SOC vendors compete intensely, and are terrified that competitors will steal their software work, and GPU providers have a similar issue at a higher level. Thus closed source is the rule for ARM.
A major disappointment is that I have not been able to put together
the desired combination of the operating system (OpenSuSE) and a graphics
driver that works. If I continue with the Pine64, or if I get an ARM-based
other kind of machine such as a mini-laptop, I will need to stick with
the kernel and graphics software (X-Windows) provided by the vendor.
For the Pine64 this is seriously back version. As of this writing,
the latest Linux kernel is 4.7.1 and the one in OpenSuSE Leap
42.1 (the distro used on most machines on my home net) is 4.1.27, whereas
the Allwinner kernel is 3.10.101; the 3.10 series began in 2013-06-xx
(3 years ago) and 4.1.x came out in 2015-06-xx (1 year ago).
The proprietary GPU driver is also back-version, two X-Windows ABI major
versions back.
I'm afraid that it's not acceptable to be stuck in a time warp like that, without security fixes and general bug fixes. Particularly for the proposed mini-laptop.
I looked at OpenSuSE's ARM support, and 90% of the packages in the main distro are also available for ARM. (This excludes non-open source packages and i586 packages.) That's 26351 packages for ARM. This is a pretty good collection. However, there is a problem with the provided images for Pine64: they don't boot. They are organized for UEFI booting, and the Allwinner A64 SOC cannot handle UEFI at all. Weren't they tested? Did nobody report a bug?
UEFI has its pros and cons, which are off topic for this document, but it doesn't look like rocket science to make UEFI work for ARM: use uboot (which is an accessory produced in the kernel build) to load Grub2's stage1 in the EFI partition. Compare with how SuSE does it on Intel boxes: the UEFI BIOS gets control, loads the shim module (which has a signature from Microsoft's key, if Secure Boot is turned on), and the shim then loads Grub2's stage1.

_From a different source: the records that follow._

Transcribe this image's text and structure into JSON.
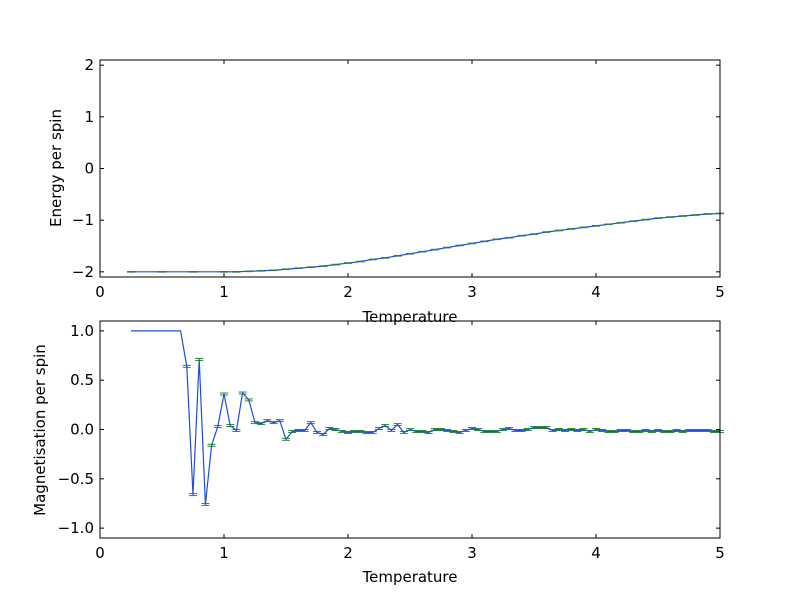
{
  "chart_data": [
    {
      "type": "line",
      "xlabel": "Temperature",
      "ylabel": "Energy per spin",
      "xlim": [
        0,
        5
      ],
      "ylim": [
        -2.1,
        2.1
      ],
      "xticks": [
        "0",
        "1",
        "2",
        "3",
        "4",
        "5"
      ],
      "yticks": [
        "−2",
        "−1",
        "0",
        "1",
        "2"
      ],
      "xtick_values": [
        0,
        1,
        2,
        3,
        4,
        5
      ],
      "ytick_values": [
        -2,
        -1,
        0,
        1,
        2
      ],
      "line_color": "#1f4fd8",
      "errorbar_color": "#2e8b2e",
      "x": [
        0.25,
        0.5,
        0.75,
        1.0,
        1.1,
        1.2,
        1.3,
        1.4,
        1.5,
        1.6,
        1.7,
        1.8,
        1.9,
        2.0,
        2.1,
        2.2,
        2.3,
        2.4,
        2.5,
        2.6,
        2.7,
        2.8,
        2.9,
        3.0,
        3.1,
        3.2,
        3.3,
        3.4,
        3.5,
        3.6,
        3.7,
        3.8,
        3.9,
        4.0,
        4.1,
        4.2,
        4.3,
        4.4,
        4.5,
        4.6,
        4.7,
        4.8,
        4.9,
        5.0
      ],
      "values": [
        -2.0,
        -2.0,
        -2.0,
        -2.0,
        -2.0,
        -1.99,
        -1.98,
        -1.97,
        -1.95,
        -1.93,
        -1.91,
        -1.89,
        -1.86,
        -1.83,
        -1.8,
        -1.76,
        -1.73,
        -1.69,
        -1.65,
        -1.61,
        -1.57,
        -1.53,
        -1.49,
        -1.45,
        -1.41,
        -1.37,
        -1.34,
        -1.3,
        -1.27,
        -1.23,
        -1.2,
        -1.17,
        -1.14,
        -1.11,
        -1.08,
        -1.05,
        -1.02,
        -0.99,
        -0.96,
        -0.94,
        -0.92,
        -0.9,
        -0.88,
        -0.87
      ]
    },
    {
      "type": "line",
      "xlabel": "Temperature",
      "ylabel": "Magnetisation per spin",
      "xlim": [
        0,
        5
      ],
      "ylim": [
        -1.1,
        1.1
      ],
      "xticks": [
        "0",
        "1",
        "2",
        "3",
        "4",
        "5"
      ],
      "yticks": [
        "−1.0",
        "−0.5",
        "0.0",
        "0.5",
        "1.0"
      ],
      "xtick_values": [
        0,
        1,
        2,
        3,
        4,
        5
      ],
      "ytick_values": [
        -1.0,
        -0.5,
        0.0,
        0.5,
        1.0
      ],
      "line_color": "#1f4fd8",
      "errorbar_color": "#2e8b2e",
      "x": [
        0.25,
        0.3,
        0.35,
        0.4,
        0.45,
        0.5,
        0.55,
        0.6,
        0.65,
        0.7,
        0.75,
        0.8,
        0.85,
        0.9,
        0.95,
        1.0,
        1.05,
        1.1,
        1.15,
        1.2,
        1.25,
        1.3,
        1.35,
        1.4,
        1.45,
        1.5,
        1.55,
        1.6,
        1.65,
        1.7,
        1.75,
        1.8,
        1.85,
        1.9,
        1.95,
        2.0,
        2.05,
        2.1,
        2.15,
        2.2,
        2.25,
        2.3,
        2.35,
        2.4,
        2.45,
        2.5,
        2.55,
        2.6,
        2.65,
        2.7,
        2.75,
        2.8,
        2.85,
        2.9,
        2.95,
        3.0,
        3.05,
        3.1,
        3.15,
        3.2,
        3.25,
        3.3,
        3.35,
        3.4,
        3.45,
        3.5,
        3.55,
        3.6,
        3.65,
        3.7,
        3.75,
        3.8,
        3.85,
        3.9,
        3.95,
        4.0,
        4.05,
        4.1,
        4.15,
        4.2,
        4.25,
        4.3,
        4.35,
        4.4,
        4.45,
        4.5,
        4.55,
        4.6,
        4.65,
        4.7,
        4.75,
        4.8,
        4.85,
        4.9,
        4.95,
        5.0
      ],
      "values": [
        1.0,
        1.0,
        1.0,
        1.0,
        1.0,
        1.0,
        1.0,
        1.0,
        1.0,
        0.64,
        -0.66,
        0.71,
        -0.76,
        -0.16,
        0.03,
        0.36,
        0.04,
        -0.01,
        0.37,
        0.3,
        0.07,
        0.06,
        0.09,
        0.07,
        0.09,
        -0.1,
        -0.02,
        -0.01,
        -0.01,
        0.07,
        -0.03,
        -0.05,
        0.01,
        0.0,
        -0.02,
        -0.03,
        -0.02,
        -0.02,
        -0.03,
        -0.03,
        0.01,
        0.04,
        -0.01,
        0.05,
        -0.03,
        0.0,
        -0.02,
        -0.02,
        -0.03,
        0.0,
        0.0,
        -0.01,
        -0.02,
        -0.03,
        -0.01,
        0.01,
        0.0,
        -0.02,
        -0.02,
        -0.02,
        0.0,
        0.01,
        -0.01,
        -0.01,
        0.0,
        0.02,
        0.02,
        0.02,
        -0.01,
        0.0,
        -0.01,
        0.0,
        -0.01,
        0.0,
        -0.02,
        0.0,
        -0.01,
        -0.02,
        -0.02,
        -0.01,
        -0.01,
        -0.02,
        -0.02,
        -0.01,
        -0.02,
        -0.01,
        -0.02,
        -0.02,
        -0.01,
        -0.02,
        -0.01,
        -0.01,
        -0.01,
        -0.01,
        -0.02,
        -0.02
      ],
      "errors": [
        0.0,
        0.0,
        0.0,
        0.0,
        0.0,
        0.0,
        0.0,
        0.0,
        0.0,
        0.01,
        0.01,
        0.01,
        0.01,
        0.01,
        0.01,
        0.01,
        0.01,
        0.01,
        0.01,
        0.01,
        0.01,
        0.01,
        0.01,
        0.01,
        0.01,
        0.01,
        0.01,
        0.01,
        0.01,
        0.01,
        0.01,
        0.01,
        0.01,
        0.01,
        0.01,
        0.01,
        0.01,
        0.01,
        0.01,
        0.01,
        0.01,
        0.01,
        0.01,
        0.01,
        0.01,
        0.01,
        0.01,
        0.01,
        0.01,
        0.01,
        0.01,
        0.01,
        0.01,
        0.01,
        0.01,
        0.01,
        0.01,
        0.01,
        0.01,
        0.01,
        0.01,
        0.01,
        0.01,
        0.01,
        0.01,
        0.01,
        0.01,
        0.01,
        0.01,
        0.01,
        0.01,
        0.01,
        0.01,
        0.01,
        0.01,
        0.01,
        0.01,
        0.01,
        0.01,
        0.01,
        0.01,
        0.01,
        0.01,
        0.01,
        0.01,
        0.01,
        0.01,
        0.01,
        0.01,
        0.01,
        0.01,
        0.01,
        0.01,
        0.01,
        0.01,
        0.01
      ]
    }
  ]
}
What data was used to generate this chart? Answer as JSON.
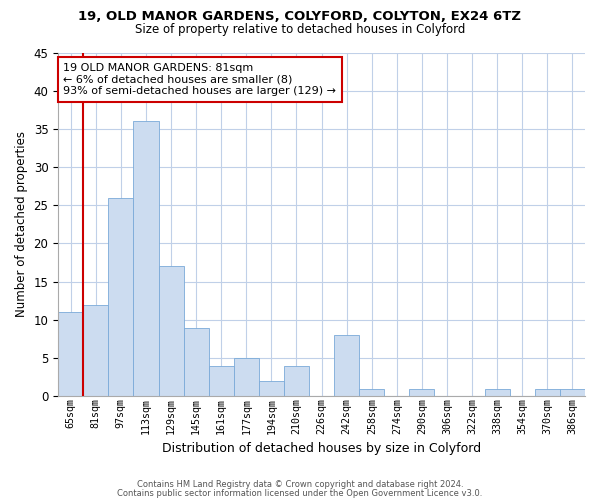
{
  "title": "19, OLD MANOR GARDENS, COLYFORD, COLYTON, EX24 6TZ",
  "subtitle": "Size of property relative to detached houses in Colyford",
  "xlabel": "Distribution of detached houses by size in Colyford",
  "ylabel": "Number of detached properties",
  "bin_labels": [
    "65sqm",
    "81sqm",
    "97sqm",
    "113sqm",
    "129sqm",
    "145sqm",
    "161sqm",
    "177sqm",
    "194sqm",
    "210sqm",
    "226sqm",
    "242sqm",
    "258sqm",
    "274sqm",
    "290sqm",
    "306sqm",
    "322sqm",
    "338sqm",
    "354sqm",
    "370sqm",
    "386sqm"
  ],
  "bar_heights": [
    11,
    12,
    26,
    36,
    17,
    9,
    4,
    5,
    2,
    4,
    0,
    8,
    1,
    0,
    1,
    0,
    0,
    1,
    0,
    1,
    1
  ],
  "highlight_bar_index": 1,
  "bar_face_color": "#ccdcf0",
  "bar_edge_color": "#7aaad8",
  "highlight_edge_color": "#cc0000",
  "ylim": [
    0,
    45
  ],
  "yticks": [
    0,
    5,
    10,
    15,
    20,
    25,
    30,
    35,
    40,
    45
  ],
  "annotation_text": "19 OLD MANOR GARDENS: 81sqm\n← 6% of detached houses are smaller (8)\n93% of semi-detached houses are larger (129) →",
  "annotation_box_color": "#ffffff",
  "annotation_box_edge": "#cc0000",
  "footer1": "Contains HM Land Registry data © Crown copyright and database right 2024.",
  "footer2": "Contains public sector information licensed under the Open Government Licence v3.0.",
  "bg_color": "#ffffff",
  "grid_color": "#c0d0e8"
}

I'm not exactly happy that this relatively simple and important feature of the distro, being able to boot, slipped through the cracks. Bug report here, bug 994496 on SuSE's bugzilla.
The image that I did get to work, from Terra854, is community modified and is hosted on the Pine64 website, not SuSE's site.
The goal for this project was to use the Pine64 as an audio playback node, with reasonably normal integration into my network. But the sound card doesn't work, which kind of puts a damper on that goal. And I've never seen anything on the display, which prevents a role as a general purpose desktop machine; I also have a low priority need for one of those.
Unfortunately I have to declare that the Pine64 project has failed, and I have to stop putting effort into a project that's not going to have a result.